Perhaps the commission's simplest recommendation is that schools adopt a so-called Russell Rule, a college sports version of the NFL's Rooney Rule requiring that teams with a head coaching vacancy interview at least one person from an underrepresented group. The commission suggests expanding it beyond head coaching positions to assistants and administrators.

Last year the West Coast Conference became the first Division I conference to enact such a rule, naming it for Bill Russell, the NBA great who played for WCC member school University of San Francisco.

Jobs in college-level coaching and athletics administration have long been dominated by white men, despite the huge number of Black players in college athletics' most visible and profitable sports.

In Division I men's basketball, where well over half of players are Black and only about a quarter are white, 70% of head coaches are white men. Among assistant coaches, roughly equal numbers are Black and white.

In football, the disparities are even larger. While just under half of Division I football players are Black, and another 10% are Latino or multiracial, their head coaches and high-level coordinators are overwhelmingly white.

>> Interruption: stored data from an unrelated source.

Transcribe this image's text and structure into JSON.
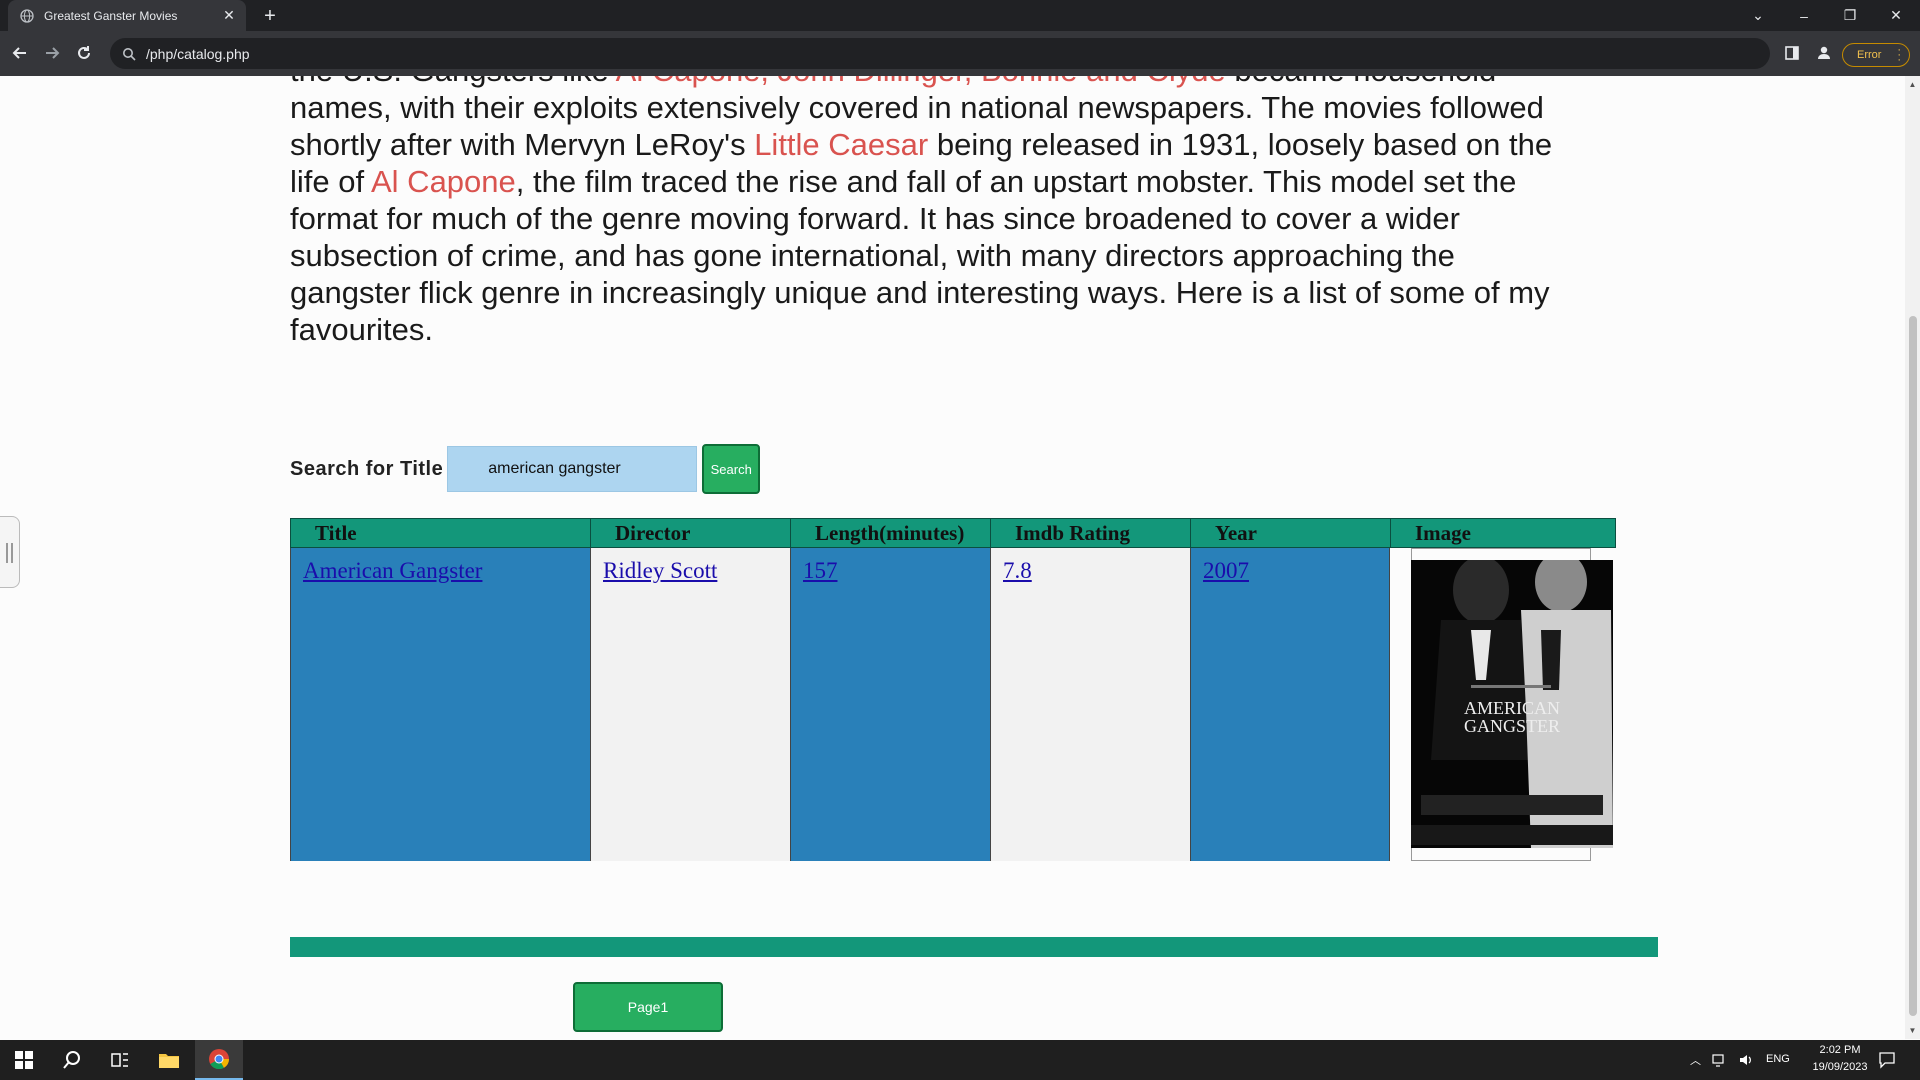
{
  "browser": {
    "tab_title": "Greatest Ganster Movies",
    "url": "/php/catalog.php",
    "status_pill": "Error"
  },
  "intro": {
    "line0_pre": "the U.S. Gangsters like ",
    "line0_hl": "Al Capone, John Dillinger, Bonnie and Clyde",
    "line0_post": " became household",
    "line1": "names, with their exploits extensively covered in national newspapers. The movies followed",
    "line2_pre": "shortly after with Mervyn LeRoy's ",
    "line2_hl": "Little Caesar",
    "line2_post": " being released in 1931, loosely based on the",
    "line3_pre": "life of ",
    "line3_hl": "Al Capone",
    "line3_post": ", the film traced the rise and fall of an upstart mobster. This model set the",
    "line4": "format for much of the genre moving forward. It has since broadened to cover a wider",
    "line5": "subsection of crime, and has gone international, with many directors approaching the",
    "line6": "gangster flick genre in increasingly unique and interesting ways. Here is a list of some of my",
    "line7": "favourites."
  },
  "search": {
    "label": "Search for Title",
    "value": "american gangster",
    "button": "Search"
  },
  "table": {
    "headers": [
      "Title",
      "Director",
      "Length(minutes)",
      "Imdb Rating",
      "Year",
      "Image"
    ],
    "row": {
      "title": "American Gangster",
      "director": "Ridley Scott",
      "length": "157",
      "rating": "7.8",
      "year": "2007"
    },
    "poster": {
      "line1": "AMERICAN",
      "line2": "GANGSTER"
    }
  },
  "pagination": {
    "button": "Page1"
  },
  "taskbar": {
    "lang": "ENG",
    "time": "2:02 PM",
    "date": "19/09/2023"
  },
  "colors": {
    "header_green": "#13977a",
    "cell_blue": "#2980b9",
    "button_green": "#27ae60",
    "highlight_red": "#d9534f"
  }
}
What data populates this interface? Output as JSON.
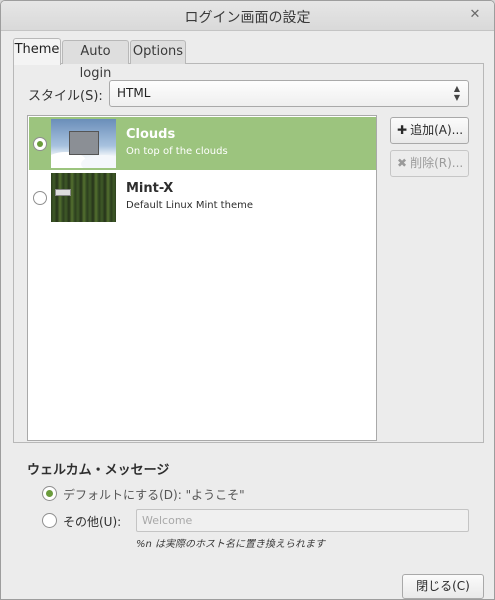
{
  "window": {
    "title": "ログイン画面の設定",
    "close_icon": "✕"
  },
  "tabs": [
    {
      "label": "Theme",
      "active": true
    },
    {
      "label": "Auto login",
      "active": false
    },
    {
      "label": "Options",
      "active": false
    }
  ],
  "style": {
    "label": "スタイル(S):",
    "value": "HTML"
  },
  "themes": [
    {
      "name": "Clouds",
      "description": "On top of the clouds",
      "selected": true
    },
    {
      "name": "Mint-X",
      "description": "Default Linux Mint theme",
      "selected": false
    }
  ],
  "buttons": {
    "add": {
      "label": "追加(A)...",
      "icon": "plus-icon",
      "enabled": true
    },
    "remove": {
      "label": "削除(R)...",
      "icon": "x-icon",
      "enabled": false
    },
    "close": {
      "label": "閉じる(C)"
    }
  },
  "welcome": {
    "title": "ウェルカム・メッセージ",
    "default_option": "デフォルトにする(D): \"ようこそ\"",
    "other_option": "その他(U):",
    "input_placeholder": "Welcome",
    "hint": "%n は実際のホスト名に置き換えられます",
    "selected": "default"
  },
  "colors": {
    "selection": "#9cc47e",
    "accent": "#6b9c3c"
  }
}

"There has to be an investment in diversifying our leadership across D1 schools and then fostering a pipeline of opportunities for coaching and administrators for Black candidates," said Keys.

Keys and her co-authors also call for colleges and universities, especially those the report calls "predominantly white institutions," to improve the on-campus experience of Black athletes. They also ask the NCAA to "dramatically boost" financial support for historically Black colleges and universities.

The Knight Commission is a long-standing group focused on college athletics. Its influential reports have helped shape policy at the NCAA and other institutions, especially with regard to academic standards. It is currently chaired by former Secretary of Education Arne Duncan.

Five years ago, the group set aside its longtime opposition to any form of player compensation and announced its support for allowing college athletes to earn money for what are known as "name, image and likeness" rights, which covers things like video game appearances and product endorsements.

The Knight Commission is a project of the Knight Foundation, a nonprofit organization that has also provided funding to NPR.